Missouri Builders complains that its judgment, which included prejudgment interest at 14% per annum, bears only 9% post-judgment interest. This differential, especially as explained by reference to the trial colloquy above, does not belie careful consideration or shock our sense of justice. We find support in Fru-Con/Fluor Daniel Joint Venture v. Corrigan Bros., Inc., 154 S.W.3d 330 (Mo.App.2004), a § 431.180 case where the judgment provided 18% prejudgment interest, but only 9% post-judgment interest. In rejecting the creditor’s complaint, the Eastern District found “that the trial court was well within its discretion to set the interest rate in such fashion.” Id. at 339. Point denied.

Point II — Attorney Fees

During the § 431.180 colloquy at trial, Missouri Builders told the court that 14% prejudgment interest would not cover all of its attorney fees. It asked for more fees and offered supporting evidence, but the court declined to award it more money. Missouri Builders claims this was an abuse of discretion. We disagree.

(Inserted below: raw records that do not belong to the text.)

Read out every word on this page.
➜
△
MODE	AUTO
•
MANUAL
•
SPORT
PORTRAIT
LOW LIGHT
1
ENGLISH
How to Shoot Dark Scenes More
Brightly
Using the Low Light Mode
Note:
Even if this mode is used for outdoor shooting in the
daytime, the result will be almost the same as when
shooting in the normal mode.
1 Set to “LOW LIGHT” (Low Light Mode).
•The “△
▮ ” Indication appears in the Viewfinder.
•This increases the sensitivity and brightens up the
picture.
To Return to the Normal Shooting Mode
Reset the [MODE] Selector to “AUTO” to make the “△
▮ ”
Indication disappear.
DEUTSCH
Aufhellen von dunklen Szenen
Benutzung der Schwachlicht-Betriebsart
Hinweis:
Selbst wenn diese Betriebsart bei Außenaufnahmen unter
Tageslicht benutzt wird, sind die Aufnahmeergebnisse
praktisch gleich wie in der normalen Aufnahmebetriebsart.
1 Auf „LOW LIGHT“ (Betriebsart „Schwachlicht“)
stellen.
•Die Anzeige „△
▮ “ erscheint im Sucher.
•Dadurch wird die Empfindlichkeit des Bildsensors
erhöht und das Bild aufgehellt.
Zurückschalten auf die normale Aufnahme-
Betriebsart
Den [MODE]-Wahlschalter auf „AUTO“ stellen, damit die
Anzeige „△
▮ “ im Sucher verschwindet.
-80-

The trial court was an expert on attorney fees. Tate v. AutoZoners, L.L.C., 363 S.W.3d 179,182 (Mo.App.2012). Awarding reasonable attorney fees to the various Respondents involved a balancing of factors which the trial judge, who had handled the case for years, was in the best position to weigh. The abuse of discretion standard gives us little room to second guess, even if we were so inclined, which we are not. The trial court might have been more generous to Missouri Builders, but we cannot condemn its considered decision as abuse of discretion. Point denied.

*478 Conclusion

We affirm the judgment. Motions taken with the case and not previously ruled are denied.

NANCY STEFFEN RAHMEYER, P.J. and WILLIAM W. FRANCIS, JR., C.J., concur.

. Also called the Private Prompt Payment Act. Statutory citations are to RSMo 2000.

. By its terms, § 429.050 limits the “complete” priority noted in DeGeorge to "build-tags, erections or improvements for which [lienable items] were furnished or the work was done....”

. A federal judge handling title insurance litigation involving Majestic Pointe recently agreed that "[ujnder Missouri law, the mechanics' liens in this case relate back' to the commencement of construction....” Fid. Nat. Title Ins. Co. v. Captiva Lake Investments, LLC, 941 F.Supp.2d 1121, 1127 (E.D.Mo. 2013).